Faith, work, and the strength to show up
Saniyah credits her faith with carrying her through. “The only thing that got me through this was faith in Allah,” she says. She holds onto the belief that if Allah had wanted, she would have miscarried early. Instead, she carried her baby almost to the very end, and that gives her comfort. You plan as much as you can, but at the end of the day you cannot lose faith. It is that faith that helps her get up every morning and put on a brave face, not as a performance, but as an act of survival. She also believes deeply that having her own work played a crucial role. Her husband was the one who pushed her to believe in herself, and having her clinic gave her an identity beyond the walls of home and loss. “I think it’s really important to have your own thing outside of home as well, because sometimes you need an escape from your own life,” she explains. That escape does not mean you forget. It means you survive.
A little skincare wisdom
Amid all this, Saniyah also shares small, practical things that matter. I laugh because I used to be the person who never wore sunblock until she gently checked my skin. Now sunblock is the first thing I put on my face. Her number one tip? Wear sunscreen daily. It is the simplest way to fight aging, and years from now you will be grateful. She also clears up a common myth: taking medicine for acne will not mess up your fertility or cause long-term harm. Treating acne early is far easier than dealing with the scars later. And as a doctor, she emphasizes kindness. “You need to be very kind with your patient,” she says, and I have felt that gentleness myself. It matters more than any cream or procedure.

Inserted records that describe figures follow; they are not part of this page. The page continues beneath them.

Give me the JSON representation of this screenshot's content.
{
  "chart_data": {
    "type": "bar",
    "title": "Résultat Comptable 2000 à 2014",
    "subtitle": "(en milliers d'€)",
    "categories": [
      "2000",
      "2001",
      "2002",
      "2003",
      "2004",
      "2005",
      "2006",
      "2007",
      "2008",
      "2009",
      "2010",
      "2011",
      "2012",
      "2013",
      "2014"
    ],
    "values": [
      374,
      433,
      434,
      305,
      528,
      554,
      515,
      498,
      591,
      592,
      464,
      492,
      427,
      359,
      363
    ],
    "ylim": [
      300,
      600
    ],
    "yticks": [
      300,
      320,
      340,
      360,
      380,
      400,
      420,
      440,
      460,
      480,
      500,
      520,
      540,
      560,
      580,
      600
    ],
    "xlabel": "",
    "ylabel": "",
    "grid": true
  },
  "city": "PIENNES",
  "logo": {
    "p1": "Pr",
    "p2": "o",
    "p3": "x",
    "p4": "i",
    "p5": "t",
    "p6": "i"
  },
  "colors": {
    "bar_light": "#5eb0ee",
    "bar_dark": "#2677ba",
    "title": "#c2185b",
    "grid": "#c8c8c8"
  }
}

Why this conversation stays with me
I have known Saniyah for a while, but I had no idea what she was carrying until this conversation. She showed up with grace, worked hard, and smiled through it all. Her story is not about toxic positivity. It is about raw, real resilience. About choosing to get up, even when life does not stop for your grief. For any woman who is building a career while managing a household, or walking through a loss that feels unspeakable, I hope Saniyah’s words feel like a soft landing. You are not alone, and you do not have to be perfect to keep going.